P. Triagano, L'amour égorgé

Publié le par Marc Escola

Patrice Trigano

L'Amour égorgé

Maurice Nadeau éd., sept. 2020

EAN: 9782862312927 — 240 p. — 18 €.

 

Un matin de juin 1914, à son réveil, René Crevel, âgé de quatorze ans découvre le corps pendu de son père à la poutre centrale du salon de l’appartement familial. Ce traumatisme alimentera un besoin de révolte qui ne quittera pas le poète qu’il devint. Tourmenté par sa bisexualité, tour à tour amoureux d’un peintre américain puis d’une jeune berlinoise adepte du triolisme, dégoûté par son corps atteint de tuberculose, René Crevel conjurait son mal de vivre en cherchant dans les abus de la drogue, du sexe, et des frivolités mondaines l’apaisement de ses maux. 

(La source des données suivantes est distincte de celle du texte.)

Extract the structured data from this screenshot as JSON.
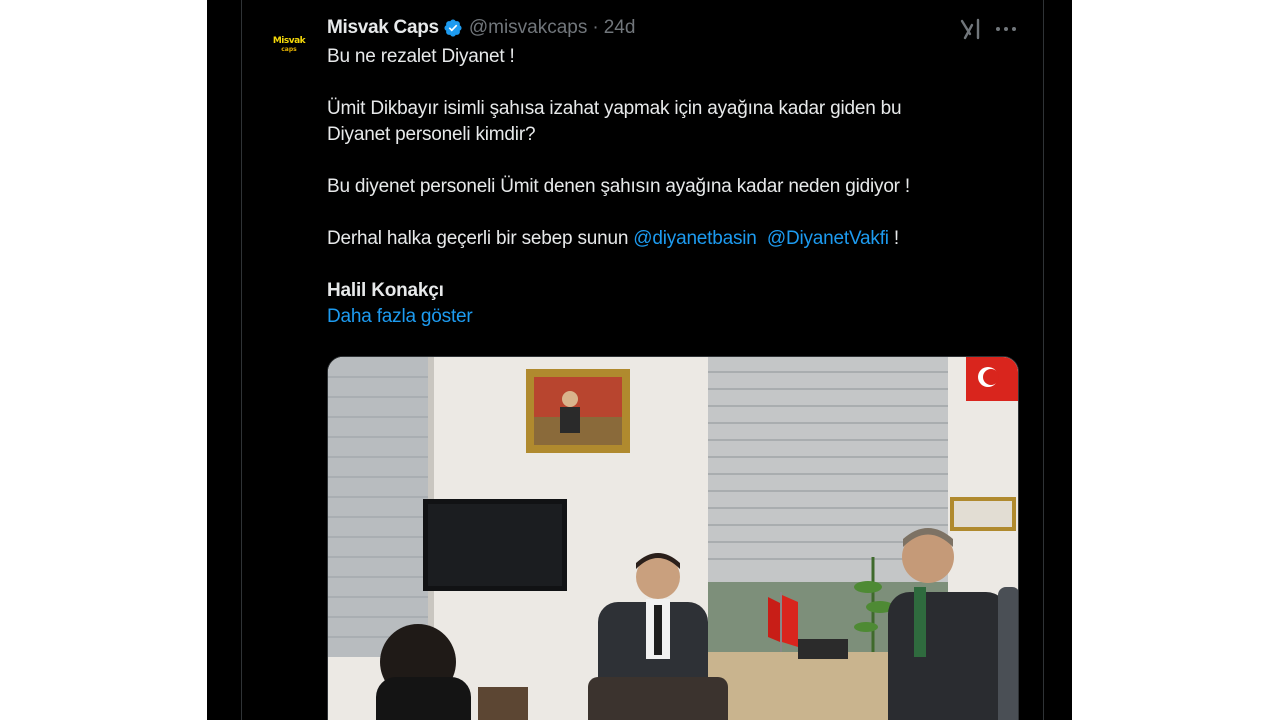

Jusqu’à son suicide en 1935, il rêva à une version régénérée du monde en devenant tour à tour membre du mouvement Dada, du groupe surréaliste et enfin du Parti communiste. En une épopée passionnante, d’une plume alerte, Patrice Trigano fait revivre dans ce roman les moments d’exaltation, les sentiments de craintes, d’angoisses, les douleurs morales et physiques de René Crevel. Il dresse une peinture des milieux intellectuels des années vingt et trente, alors que le fascisme était en embuscade, à travers des portraits saisissants des amis du poète : Gide, Nancy Cunard, Breton, Éluard, Aragon, Tzara, Cocteau, Dali, Giacometti.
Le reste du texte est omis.